Unlike the catalpas, the daffodils only give up their secrets for a tiny window of time. All year they are there, secretly maintaining underground. Every spring, they pop up, revealing the ghost of someone’s sunny front porch, or their back stoop. During this season of renewal, they are bittersweet reminders of impermanence and death, but also of life after death.
Daffodils mark some hidden graves on my parents’ land. Back in the 1980s my parents mowed a small field near an abandoned house and found a few toppled tombstones from the 1800s. They propped up the stones nearby in a small grove of trees to be more visible and out of the way of the mowing machine. Daffodils mark the yard where the bones lie.
We made rubbings of the stones. One was a child who used to be older than me, and is now so much younger.
I was trying to think of a word or symbol I’d like to live on for a long time after I’m gone. I was planning to trace it out in my yard in daffodil bulbs, a bit of floral graffiti. I can’t settle on anything, though. My name? No, though it gives a new layer meaning to the term “narcissism.” My children’s names? A smiley face? Daffodils live for hundreds of years, and birds and deer do not eat them. You can expect them to be reliable. But anything could happen.
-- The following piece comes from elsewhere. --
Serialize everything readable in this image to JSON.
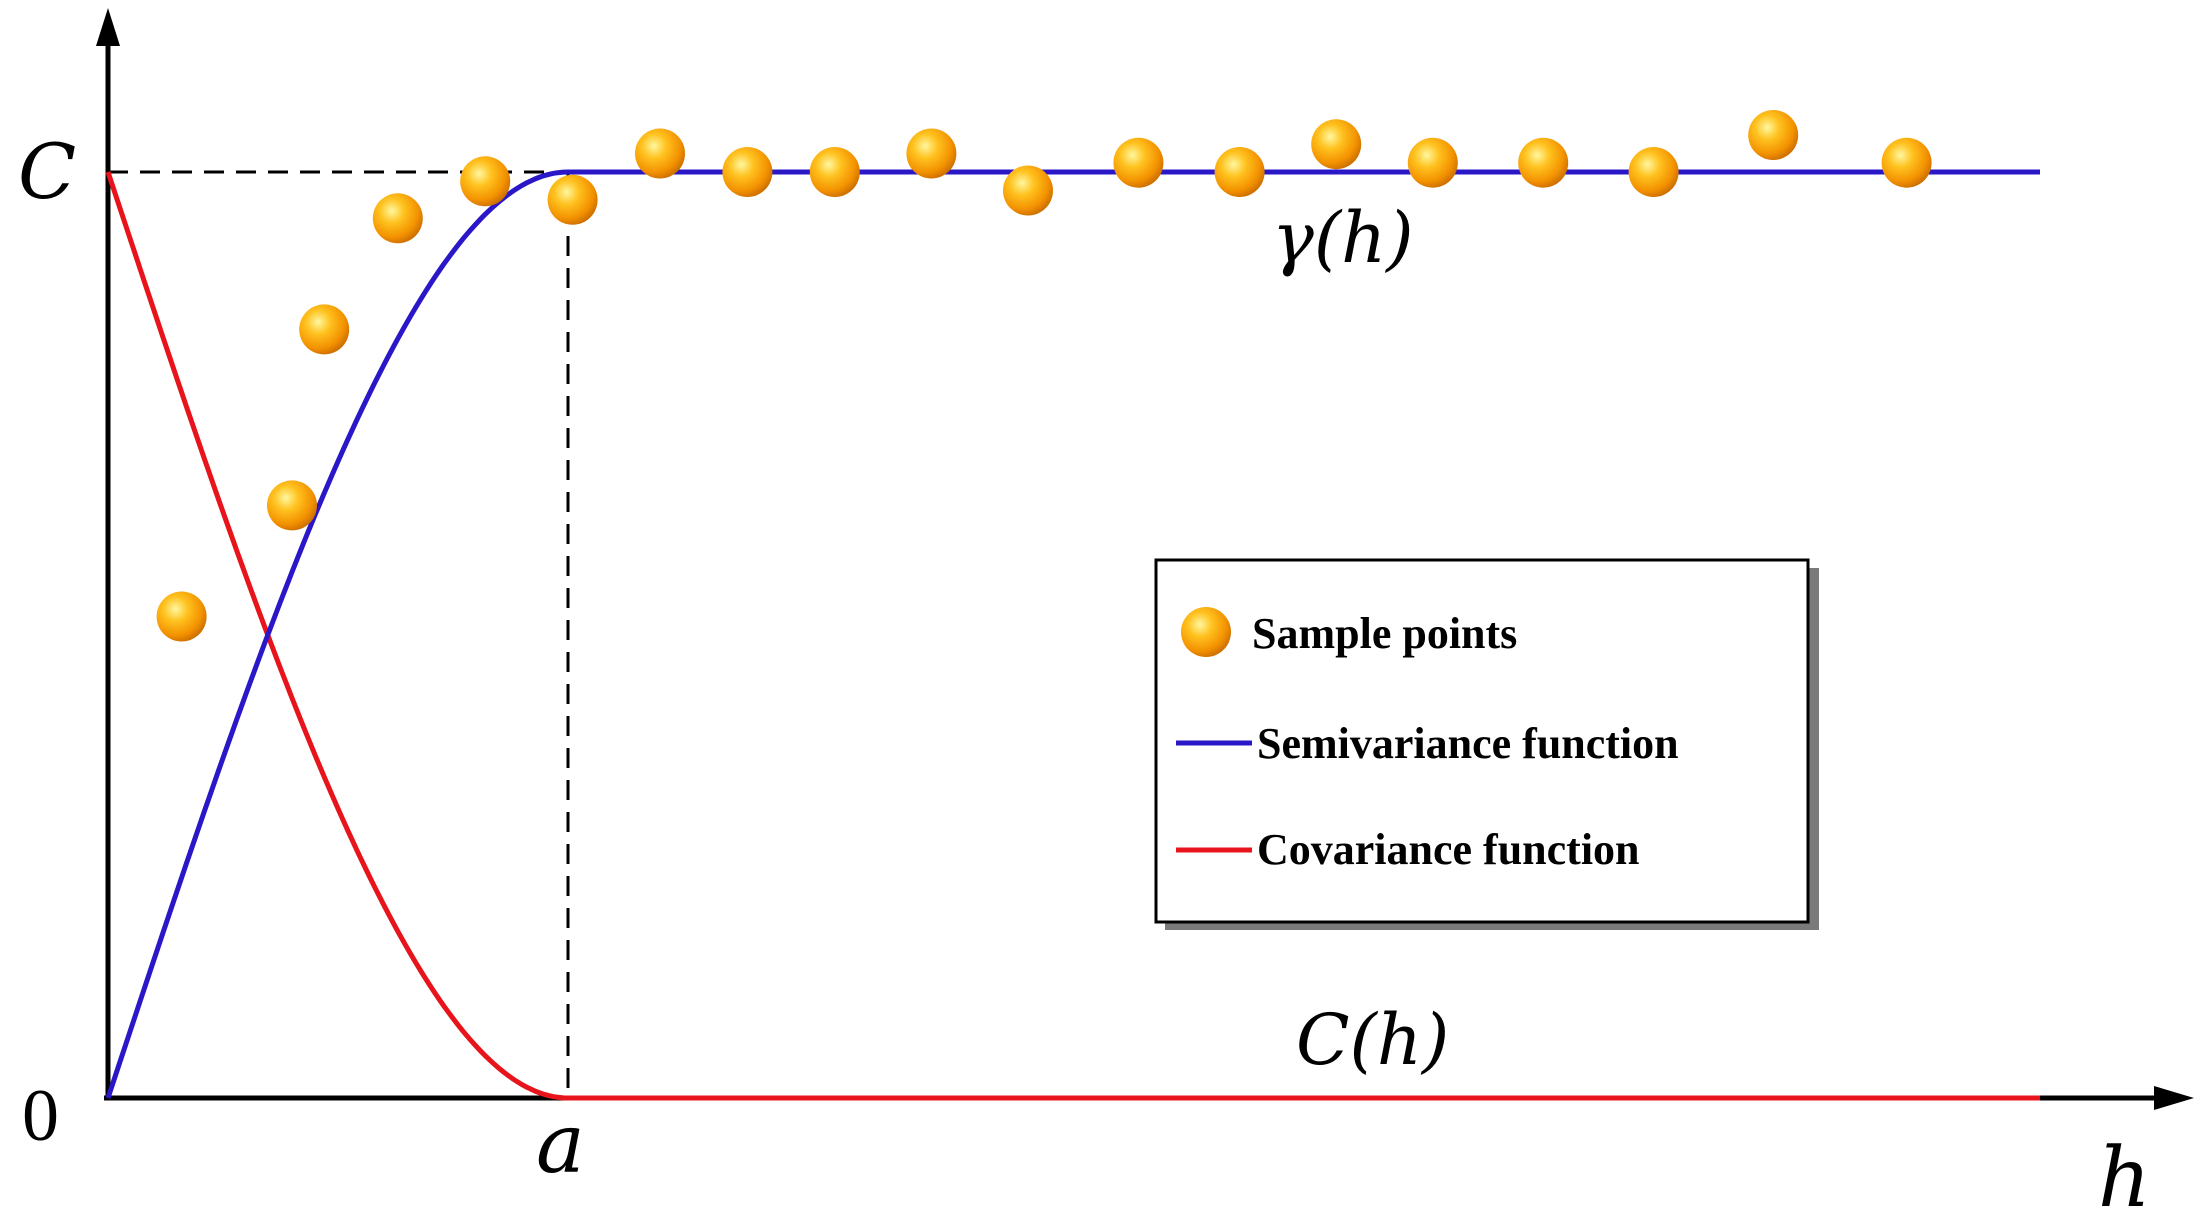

Someone could put down a parking lot.
It is also possible that explorers hacking their way through the privet and honeysuckle may stumble upon a clearing full of blooming daffodils—the only part of you left to show that people once lived in this lonesome spot. How romantic is that? That’s the kind of thing I think about, anyway, when I look out into a field and see a pile of bricks grown up in daffodils.